Realistically, the only issue with fecal matter is whether it contains protozoan oocysts, specifically Giardia or Cryptosporidium. Without these, any bacteria or viruses will be killed fairly quickly, especially if you've removed physical matter and the rest is dispersed and exposed to chlorine. Unfortunately, the protozoan oocysts are very resistant to chlorine. The official CDC Fecal Incident Response Recommendations for Pool Staff has Giardia with a CT value of 45 and Crypto with a CT value of 15,300. In an SWG pool with an FC that is about 5% of the CYA level, the effective FC level with no CYA is 0.05 ppm. So that means the germ inactivation time to kill 99.9% of Giardia is 900 minutes or 15 hours. For Crypto, it's over 7 months so essentially not killed. This assumes no germicidal effect from the chlorinated cyanurates and that's a reasonable conservative assumption given the CDC data.

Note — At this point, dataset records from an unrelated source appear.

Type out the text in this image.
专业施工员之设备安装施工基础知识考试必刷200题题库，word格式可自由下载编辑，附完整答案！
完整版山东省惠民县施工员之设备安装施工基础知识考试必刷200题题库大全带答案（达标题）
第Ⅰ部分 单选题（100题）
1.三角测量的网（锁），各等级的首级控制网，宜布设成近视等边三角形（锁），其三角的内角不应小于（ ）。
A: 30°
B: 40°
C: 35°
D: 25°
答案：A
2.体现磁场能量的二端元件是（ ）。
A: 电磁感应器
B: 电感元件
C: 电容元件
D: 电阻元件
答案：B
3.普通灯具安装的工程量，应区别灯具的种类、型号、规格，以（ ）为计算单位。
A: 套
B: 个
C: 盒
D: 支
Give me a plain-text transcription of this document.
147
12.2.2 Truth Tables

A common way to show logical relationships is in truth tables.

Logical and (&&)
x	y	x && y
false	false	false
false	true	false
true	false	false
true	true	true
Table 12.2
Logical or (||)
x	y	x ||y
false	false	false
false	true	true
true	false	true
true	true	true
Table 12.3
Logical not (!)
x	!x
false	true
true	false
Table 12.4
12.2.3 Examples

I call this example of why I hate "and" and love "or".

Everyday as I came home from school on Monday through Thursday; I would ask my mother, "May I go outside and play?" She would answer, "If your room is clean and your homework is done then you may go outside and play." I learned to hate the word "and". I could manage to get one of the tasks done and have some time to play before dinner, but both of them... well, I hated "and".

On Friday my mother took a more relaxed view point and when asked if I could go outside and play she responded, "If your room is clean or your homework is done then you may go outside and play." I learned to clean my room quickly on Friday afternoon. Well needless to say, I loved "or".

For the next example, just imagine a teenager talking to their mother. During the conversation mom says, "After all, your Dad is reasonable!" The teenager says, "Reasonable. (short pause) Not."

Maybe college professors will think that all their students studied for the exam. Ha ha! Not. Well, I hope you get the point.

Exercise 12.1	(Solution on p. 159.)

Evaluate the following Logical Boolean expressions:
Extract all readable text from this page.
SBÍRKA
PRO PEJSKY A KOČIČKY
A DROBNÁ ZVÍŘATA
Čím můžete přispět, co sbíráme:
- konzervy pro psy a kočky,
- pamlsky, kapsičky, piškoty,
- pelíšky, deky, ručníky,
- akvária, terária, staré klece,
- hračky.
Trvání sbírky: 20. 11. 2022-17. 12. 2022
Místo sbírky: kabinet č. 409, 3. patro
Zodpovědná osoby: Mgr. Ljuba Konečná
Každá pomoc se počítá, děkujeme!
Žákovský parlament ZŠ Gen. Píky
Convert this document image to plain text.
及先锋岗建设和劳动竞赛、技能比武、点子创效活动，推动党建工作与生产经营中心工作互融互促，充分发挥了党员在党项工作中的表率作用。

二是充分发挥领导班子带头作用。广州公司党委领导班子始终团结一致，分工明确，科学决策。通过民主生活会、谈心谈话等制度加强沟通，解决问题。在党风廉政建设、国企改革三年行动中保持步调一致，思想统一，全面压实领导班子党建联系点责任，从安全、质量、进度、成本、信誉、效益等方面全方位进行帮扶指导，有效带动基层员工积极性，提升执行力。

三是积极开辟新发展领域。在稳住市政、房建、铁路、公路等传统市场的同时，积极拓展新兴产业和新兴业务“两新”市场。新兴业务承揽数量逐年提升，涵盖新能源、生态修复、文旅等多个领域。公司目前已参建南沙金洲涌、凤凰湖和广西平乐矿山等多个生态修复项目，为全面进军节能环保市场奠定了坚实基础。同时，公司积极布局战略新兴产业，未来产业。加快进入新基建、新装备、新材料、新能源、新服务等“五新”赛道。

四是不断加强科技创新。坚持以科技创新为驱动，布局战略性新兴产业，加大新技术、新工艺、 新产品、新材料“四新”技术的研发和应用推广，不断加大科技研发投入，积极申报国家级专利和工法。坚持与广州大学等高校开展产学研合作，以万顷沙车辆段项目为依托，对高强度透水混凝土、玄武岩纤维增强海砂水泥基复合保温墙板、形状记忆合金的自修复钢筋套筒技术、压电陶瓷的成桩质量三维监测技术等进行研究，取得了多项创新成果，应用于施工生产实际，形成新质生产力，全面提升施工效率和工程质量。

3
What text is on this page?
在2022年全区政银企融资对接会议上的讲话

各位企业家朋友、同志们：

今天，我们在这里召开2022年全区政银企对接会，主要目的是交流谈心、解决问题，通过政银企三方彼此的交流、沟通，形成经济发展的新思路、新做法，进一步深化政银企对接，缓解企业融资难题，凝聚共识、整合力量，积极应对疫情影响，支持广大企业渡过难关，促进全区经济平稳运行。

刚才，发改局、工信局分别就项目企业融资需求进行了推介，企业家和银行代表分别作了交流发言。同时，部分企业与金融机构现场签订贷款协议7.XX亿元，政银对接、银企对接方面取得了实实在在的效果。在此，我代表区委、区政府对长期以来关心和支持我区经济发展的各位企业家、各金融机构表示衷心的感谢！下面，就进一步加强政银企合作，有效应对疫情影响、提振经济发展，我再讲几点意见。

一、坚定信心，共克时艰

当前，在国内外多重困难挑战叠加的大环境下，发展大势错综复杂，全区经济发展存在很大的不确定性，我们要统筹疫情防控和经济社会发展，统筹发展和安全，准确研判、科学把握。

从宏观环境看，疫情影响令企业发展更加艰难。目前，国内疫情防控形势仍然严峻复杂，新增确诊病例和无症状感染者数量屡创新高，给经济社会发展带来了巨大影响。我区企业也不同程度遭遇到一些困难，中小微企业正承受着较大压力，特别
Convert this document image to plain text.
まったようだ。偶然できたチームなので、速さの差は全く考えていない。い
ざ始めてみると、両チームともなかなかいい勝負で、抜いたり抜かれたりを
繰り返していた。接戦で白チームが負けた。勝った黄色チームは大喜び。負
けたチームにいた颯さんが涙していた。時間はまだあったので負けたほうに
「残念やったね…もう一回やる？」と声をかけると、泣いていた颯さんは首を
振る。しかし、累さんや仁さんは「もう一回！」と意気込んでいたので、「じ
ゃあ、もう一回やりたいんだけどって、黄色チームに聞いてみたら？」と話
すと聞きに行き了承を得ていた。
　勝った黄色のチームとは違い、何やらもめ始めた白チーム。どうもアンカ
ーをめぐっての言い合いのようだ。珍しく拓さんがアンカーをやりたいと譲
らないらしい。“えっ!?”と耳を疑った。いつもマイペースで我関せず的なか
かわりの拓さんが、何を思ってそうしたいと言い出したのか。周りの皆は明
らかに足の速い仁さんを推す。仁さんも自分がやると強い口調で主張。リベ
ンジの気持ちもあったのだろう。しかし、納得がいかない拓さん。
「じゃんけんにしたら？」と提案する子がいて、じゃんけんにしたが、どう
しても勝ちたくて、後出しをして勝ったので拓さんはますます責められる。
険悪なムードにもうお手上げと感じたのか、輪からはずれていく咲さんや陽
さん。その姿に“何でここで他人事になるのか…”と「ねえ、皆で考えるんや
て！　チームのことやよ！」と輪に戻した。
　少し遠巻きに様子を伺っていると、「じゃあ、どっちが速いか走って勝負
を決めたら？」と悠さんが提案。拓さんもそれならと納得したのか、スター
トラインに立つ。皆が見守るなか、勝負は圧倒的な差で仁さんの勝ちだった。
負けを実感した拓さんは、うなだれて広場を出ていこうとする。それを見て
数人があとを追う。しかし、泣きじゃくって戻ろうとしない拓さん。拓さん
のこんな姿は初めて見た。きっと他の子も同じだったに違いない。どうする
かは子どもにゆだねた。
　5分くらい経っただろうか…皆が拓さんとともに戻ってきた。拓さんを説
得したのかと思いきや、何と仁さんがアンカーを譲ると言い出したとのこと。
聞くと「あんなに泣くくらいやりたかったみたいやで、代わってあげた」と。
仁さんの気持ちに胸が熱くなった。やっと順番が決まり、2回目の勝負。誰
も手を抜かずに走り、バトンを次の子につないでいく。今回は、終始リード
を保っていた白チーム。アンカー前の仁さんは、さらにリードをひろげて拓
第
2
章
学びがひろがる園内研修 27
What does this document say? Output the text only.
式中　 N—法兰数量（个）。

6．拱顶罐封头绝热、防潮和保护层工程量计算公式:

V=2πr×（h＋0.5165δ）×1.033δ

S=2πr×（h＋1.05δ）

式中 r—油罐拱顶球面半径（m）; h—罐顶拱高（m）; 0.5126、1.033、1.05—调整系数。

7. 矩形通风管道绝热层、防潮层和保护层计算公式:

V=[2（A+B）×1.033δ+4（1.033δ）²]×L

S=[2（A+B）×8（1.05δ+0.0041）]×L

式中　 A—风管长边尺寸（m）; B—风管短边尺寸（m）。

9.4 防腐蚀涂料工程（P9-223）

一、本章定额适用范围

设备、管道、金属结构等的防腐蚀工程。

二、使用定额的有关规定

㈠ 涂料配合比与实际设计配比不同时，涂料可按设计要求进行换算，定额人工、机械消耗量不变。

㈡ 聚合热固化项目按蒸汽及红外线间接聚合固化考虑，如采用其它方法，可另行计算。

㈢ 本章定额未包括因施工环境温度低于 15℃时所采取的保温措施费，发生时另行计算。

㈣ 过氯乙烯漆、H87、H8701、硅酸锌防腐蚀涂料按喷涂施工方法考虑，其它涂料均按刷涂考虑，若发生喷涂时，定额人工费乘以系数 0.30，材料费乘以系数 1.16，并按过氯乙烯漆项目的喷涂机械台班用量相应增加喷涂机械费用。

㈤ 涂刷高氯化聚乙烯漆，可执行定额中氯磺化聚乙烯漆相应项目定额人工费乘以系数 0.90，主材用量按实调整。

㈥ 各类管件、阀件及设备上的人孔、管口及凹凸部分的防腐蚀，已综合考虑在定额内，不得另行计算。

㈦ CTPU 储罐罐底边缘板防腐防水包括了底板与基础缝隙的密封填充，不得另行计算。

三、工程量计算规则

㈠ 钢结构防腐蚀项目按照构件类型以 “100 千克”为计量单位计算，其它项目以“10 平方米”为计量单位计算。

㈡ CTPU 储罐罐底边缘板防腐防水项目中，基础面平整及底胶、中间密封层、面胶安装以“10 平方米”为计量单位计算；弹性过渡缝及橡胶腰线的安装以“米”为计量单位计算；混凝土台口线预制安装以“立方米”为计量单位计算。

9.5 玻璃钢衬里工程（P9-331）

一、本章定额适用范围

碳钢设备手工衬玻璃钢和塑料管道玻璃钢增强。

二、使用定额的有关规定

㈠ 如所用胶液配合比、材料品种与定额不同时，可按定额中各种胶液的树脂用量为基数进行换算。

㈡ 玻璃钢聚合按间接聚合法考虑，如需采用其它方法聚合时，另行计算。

In your current pool with an FC of 6.2 ppm and a CYA of 45 ppm, this is roughly equivalent to an FC with no CYA of 0.1 ppm so a 99.9% kill time for Giardia of around 8 hours (if the water temp were 77F -- yours is colder so kill time would be longer).

Odds are that unless your pet had diarrhea then it is less likely that it has a protozoan parasite in its fecal matter in large numbers. Also, you'll note that the guidelines assume that formed stools are much less likely to have Crypto. The CDC Annex for Module 6.5 of the Model Aquatic Health Code (MAHC) shown here describes how 300 samples of formed stool fecal incidents in public pools were analyzed and none had Crypto but 4.4% had Giardia.

If you were to use chlorinating liquid or bleach to raise the FC to the normal shock level of around 40% of the CYA level, then this is equivalent to an FC with no CYA of around 0.6 ppm, assuming you lower the pH before adding the chlorine to prevent the pH from rising too much. That would then kill 99.9% of Giardia in around 75 minutes. Given that this fecal matter was from a dog and not a human and given that it was not diarrhea, you could probably not shock and just wait one day, stay out of the pool, and keep the pump running for 24 hours and then be fine.